Rhade's father died before he was born. He had no siblings he knew of. His mother lived with her mother (ashamed, said Gavin, and Rhade broke his nose). He lived with his uncle and aunts and the last of their children left at home. Uncle Androcles was a historian. He wasn't a young man, but he was strong and patient and generous with his library and advice. It seemed sometimes that he looked at Rhade with an author's avid eye.
He learned weaponry from the family coach, and fighting from being the youngest in the house. His uncle taught him Go, and chess, and Hive.
"Where did I get the name Gaheris?" he asked one day. "It's not very brave." He edged his red knight up and over.
"It's a fine name, boy. Your mother picked it from a book. She loved the old stories, like me, the histories and myths.
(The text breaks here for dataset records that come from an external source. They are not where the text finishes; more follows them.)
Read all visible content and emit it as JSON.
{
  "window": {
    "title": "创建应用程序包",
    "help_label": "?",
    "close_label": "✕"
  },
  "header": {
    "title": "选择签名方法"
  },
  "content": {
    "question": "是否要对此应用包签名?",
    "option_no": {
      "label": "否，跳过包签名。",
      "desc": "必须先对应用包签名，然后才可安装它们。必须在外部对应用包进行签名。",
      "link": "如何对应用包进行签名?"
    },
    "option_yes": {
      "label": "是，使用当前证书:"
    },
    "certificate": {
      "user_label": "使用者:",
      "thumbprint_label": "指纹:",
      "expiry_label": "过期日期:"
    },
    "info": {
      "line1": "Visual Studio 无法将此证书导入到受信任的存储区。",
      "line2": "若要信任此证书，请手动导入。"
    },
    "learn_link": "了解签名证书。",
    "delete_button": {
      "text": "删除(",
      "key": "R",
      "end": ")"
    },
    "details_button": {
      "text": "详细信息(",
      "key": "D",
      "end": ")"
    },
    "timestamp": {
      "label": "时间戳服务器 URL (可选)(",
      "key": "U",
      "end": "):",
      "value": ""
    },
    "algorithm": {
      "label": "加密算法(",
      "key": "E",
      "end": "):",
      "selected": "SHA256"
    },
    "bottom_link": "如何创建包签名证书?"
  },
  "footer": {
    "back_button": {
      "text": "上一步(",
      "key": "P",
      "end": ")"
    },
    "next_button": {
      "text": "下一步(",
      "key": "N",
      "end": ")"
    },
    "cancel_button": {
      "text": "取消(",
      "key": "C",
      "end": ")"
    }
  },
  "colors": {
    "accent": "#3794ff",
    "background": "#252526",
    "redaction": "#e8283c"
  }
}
Maybe she wanted you to follow her heart." His uncle took his bishop.
"It's a squire's name."
His uncle flapped a hand at him. "A knight, a warrior. You're more than a name."
"I don't like myths." He was losing the match, and irritable.
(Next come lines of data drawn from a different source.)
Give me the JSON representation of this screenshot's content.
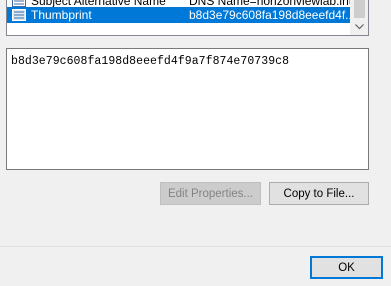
{
  "field_list": {
    "partial_row": {
      "field": "Subject Alternative Name",
      "value": "DNS Name=horizonviewlab.intl"
    },
    "selected_row": {
      "field": "Thumbprint",
      "value": "b8d3e79c608fa198d8eeefd4f..."
    }
  },
  "value_box": {
    "text": "b8d3e79c608fa198d8eeefd4f9a7f874e70739c8"
  },
  "buttons": {
    "edit_properties": "Edit Properties...",
    "copy_to_file": "Copy to File...",
    "ok": "OK"
  },
  "colors": {
    "selection": "#0078d7",
    "disabled_text": "#838383"
  },
  "icons": {
    "cert_field": "certificate-field-icon",
    "scroll_down": "chevron-down-icon"
  }
}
"Hmmph." Rhade's knight went tumbling before the white queen. "What kind of a boy doesn't love a good old tale?"
Well, there was Gavin the thick, Rhade thought. But that wasn't strictly true. Gavin had some deep pockets of superstition, for a historian's son. "It's not the stories. I like some of the stories. I don't like..." Being forced. Being trapped. Being pushed around in a game by gods or fate or powers who couldn't be levered by hard work and shrewd sense. "I don't like the religion." He surprised himself with that, and lost his last powerful piece on the board.
He surprised his uncle, too. "Religion, is it? Who's been preaching you religion?" He checked Rhade's king. "Nietzscheans don't follow gods. Gods get men killed, boy. Heroes, too. That's what the old stories and myths are for; to show you what we came up from; to show you all the wondrous ways homo sapiens found to act like fools." Rhade's inadequate counter-move was swept aside, and his king toppled.
"What about the Messiah? What about the Progenitor's return?"
Uncle Androcles started moving pieces back in place on the board. "Did the shrine upset you?"
Irritation was becoming queasiness, the same feeling he'd had in slipstream. "No. It was just a place. It wasn't very Nietzschean." The incense-smoked guards. The medals, the secret doors.
"It's the most Nietzschean place there is. It's got a genuine, salt-pickled slab of our past, right there where everyone can keep an eye on it."
Blasphemy. But it made him feel better.
"Look, son, we're not perfect."
More blasphemy!
"We're strong and we're smart and we're built to claw our way to the top. But we're not simple, we're not all alike, and we still make mistakes, like every other living race. It's important to know your history. Learn your poetry. Know the myths. You don't have to live them. You look hard at things, you find the edges and the seams."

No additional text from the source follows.